Why it matters: ICE's detention population nearly doubled over the past year, but lack of capacity was a bottleneck on mass deportations.
- Now that it has $45 billion to spend from the "Big, Beautiful Bill," it's quickly making purchases for hundreds of millions of dollars. Some of the sites are warehouses previously designed for e-commerce retailers, Bloomberg reported.
- These sites will need additional spending to retrofit them to house people — for what can legally be up to six months — before deportation.
Friction point: In Hanover County, Virginia, anti-ICE protesters flooded a Board of Supervisors meeting to oppose the purchase of a roughly $50 million warehouse, as Axios Richmond's Sabrina Moreno reported.
- In Hagerstown, Maryland, hundreds of protesters descended on another already-purchased warehouse, along with Sen. Chris Van Hollen (D-Md.) who has been a vocal voice against ICE's expansions under the Trump administration, according to the Baltimore Banner.
- Minnesota, Texas, New Hampshire and New York residents packed county meeting rooms and protested detention expansions in recent weeks, according to local reports.
Zoom in: The intensity and aggressive tactics of Trump's immigration enforcement has cratered public support for ICE's mission.
- The deadly shootings of two U.S. citizens in Minneapolis in January have not only provoked public outrage in the city but has even caused Trump to recalibrate.
- But border czar Tom Homan, who is now leading enforcement operation reforms in Minneapolis, said at a recent press conference this wasn't a retreat from Trump's mass deportation campaign promise to deport millions of people.
By the numbers: DHS has already spent more $170 million on properties in Maryland and Arizona, according to public records reported by Bloomberg.
- The goal is have facilities hold approximately 500 people at smaller warehouses and between 7,500 and 9,500 at the largest ones.
- The federal government directly purchasing these facilities makes it harder for the city and state governments to push back on DHS's plans.
Zoom out: The Trump administration has tried numerous schemes to quickly scale up detention capacity.
- State-run sites like Alligator Alcatraz brought hundreds of additional beds online, as well as litigation over detention standards.

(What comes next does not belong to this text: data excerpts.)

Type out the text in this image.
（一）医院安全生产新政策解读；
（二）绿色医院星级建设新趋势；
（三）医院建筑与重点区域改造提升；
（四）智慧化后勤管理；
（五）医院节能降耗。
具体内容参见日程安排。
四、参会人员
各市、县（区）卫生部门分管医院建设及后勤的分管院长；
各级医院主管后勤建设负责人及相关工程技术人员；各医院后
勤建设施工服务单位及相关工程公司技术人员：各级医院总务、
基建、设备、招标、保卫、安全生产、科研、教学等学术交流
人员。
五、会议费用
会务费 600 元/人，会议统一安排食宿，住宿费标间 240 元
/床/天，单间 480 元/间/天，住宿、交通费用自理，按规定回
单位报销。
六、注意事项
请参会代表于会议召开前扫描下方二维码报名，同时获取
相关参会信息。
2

- Agreements with local jails, usually run by sheriffs, were heavily promoted by Homan and the administration in Trump's first year in office. But local jails are often not suitable or adequately resourced for long-term stays.
- Private prison contractors, namely Geo Group and CoreCivic, have also been tapped to open more bed space. But on earnings calls last quarter, both companies said they had untapped capacity still available.
The bottom line: Almost 70,000 people are currently being held by ICE, according to the latest figures in early January. ICE is obligated to update this data bi-monthly for Congress.